Natural life of a guinea pig

Despite their domestication around 500 years ago, guinea pigs have not lost their original instincts. In the wild they live in the harsh climate of the high plateaus of South America. This results in the great adaptability of these animals. Guinea pigs live in small families of three to ten animals. They spend most of the day searching for food together. They cover great distances and always use the same beaten paths. As defenseless prey, they avoid open, unprotected areas and always move from one shelter to the next.

kin animal
There is nothing worse for a guinea pig than spending its life in solitude. Even if the pet owner deals intensively with the animal, he will never be able to replace a conspecific – just as little as a dissimilar animal (e.g. a rabbit) can do this. Physical and social contact with other guinea pigs is very important for the well-being of the animal.

In order for a guinea pig to live out its need for social contact, it must live in a group of at least two animals. If three or more conspecifics are kept, the activity level increases significantly. The animals encourage each other and live out their social behavior better – a lively community is created. The males establish social hierarchies, in which an alpha male dominates his subordinate males. When it comes to potential partners and territories, the males can become very aggressive.

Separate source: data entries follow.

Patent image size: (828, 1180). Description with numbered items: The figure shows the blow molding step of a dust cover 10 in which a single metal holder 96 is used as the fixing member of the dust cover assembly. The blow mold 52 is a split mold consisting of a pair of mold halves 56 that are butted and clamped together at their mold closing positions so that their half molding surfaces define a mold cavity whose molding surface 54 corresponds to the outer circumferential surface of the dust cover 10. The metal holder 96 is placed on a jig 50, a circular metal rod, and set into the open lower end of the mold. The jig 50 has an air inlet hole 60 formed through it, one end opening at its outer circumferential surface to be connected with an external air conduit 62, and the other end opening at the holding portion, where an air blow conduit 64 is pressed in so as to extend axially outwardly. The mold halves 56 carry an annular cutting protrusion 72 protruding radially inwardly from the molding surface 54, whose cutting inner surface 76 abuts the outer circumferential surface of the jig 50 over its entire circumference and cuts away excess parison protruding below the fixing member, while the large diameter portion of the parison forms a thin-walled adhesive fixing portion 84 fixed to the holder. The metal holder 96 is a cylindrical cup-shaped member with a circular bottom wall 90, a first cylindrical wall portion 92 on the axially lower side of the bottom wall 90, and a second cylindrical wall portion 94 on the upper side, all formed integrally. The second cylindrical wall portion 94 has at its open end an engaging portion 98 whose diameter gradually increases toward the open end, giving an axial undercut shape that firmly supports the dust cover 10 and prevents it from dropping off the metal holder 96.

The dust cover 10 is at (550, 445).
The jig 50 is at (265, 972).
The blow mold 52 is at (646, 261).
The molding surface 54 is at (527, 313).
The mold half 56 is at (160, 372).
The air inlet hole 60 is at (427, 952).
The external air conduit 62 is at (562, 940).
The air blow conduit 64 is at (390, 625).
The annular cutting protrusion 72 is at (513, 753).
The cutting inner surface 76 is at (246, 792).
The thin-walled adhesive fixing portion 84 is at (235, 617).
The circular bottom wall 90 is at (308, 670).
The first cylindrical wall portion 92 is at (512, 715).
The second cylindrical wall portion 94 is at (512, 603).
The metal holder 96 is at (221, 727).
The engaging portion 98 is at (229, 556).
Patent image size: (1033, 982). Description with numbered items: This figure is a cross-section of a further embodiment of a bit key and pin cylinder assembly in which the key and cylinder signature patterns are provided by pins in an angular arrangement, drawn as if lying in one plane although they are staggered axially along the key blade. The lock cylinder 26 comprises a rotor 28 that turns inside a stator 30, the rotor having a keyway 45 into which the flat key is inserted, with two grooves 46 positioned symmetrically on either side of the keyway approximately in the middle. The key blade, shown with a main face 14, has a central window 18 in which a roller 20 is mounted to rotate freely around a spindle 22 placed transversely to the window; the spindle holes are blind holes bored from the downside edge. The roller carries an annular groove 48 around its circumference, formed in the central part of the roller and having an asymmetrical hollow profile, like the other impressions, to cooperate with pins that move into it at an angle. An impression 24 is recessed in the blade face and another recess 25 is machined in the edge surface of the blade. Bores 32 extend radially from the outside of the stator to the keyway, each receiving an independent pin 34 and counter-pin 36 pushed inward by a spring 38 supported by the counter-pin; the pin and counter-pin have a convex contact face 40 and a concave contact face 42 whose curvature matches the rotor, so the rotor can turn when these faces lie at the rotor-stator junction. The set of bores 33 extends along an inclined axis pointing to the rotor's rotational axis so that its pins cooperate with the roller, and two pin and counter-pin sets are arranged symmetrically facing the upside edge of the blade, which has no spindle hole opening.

Movement and escape animal
Guinea pigs have an innate urge to move, gnaw and hide. In the wild, they are very busy digging burrows and burrows that serve as hiding places. Some species are considered excellent rock climbers that can also climb into shallow bushes and jump from branch to branch there.

Their nickname of «flight animal» is no coincidence as they have a variety of enemies including wild cats, coyotes, wolves, snakes, hawks, owls and humans. For the latter, the cute little animals serve as food and/or are an ingredient in traditional medicine.

Guinea pigs are herbivores, they eat vegetarian food. Depending on the habitat, their diet in the wild consists mainly of grass, hay, plants, various herbs, seeds, twigs and bark, and more rarely roots. Their diet is high in fiber and contains sufficient vitamin C. Their diet serves as a model for the food supply of their domesticated conspecifics and it may be supplemented with a few other side dishes.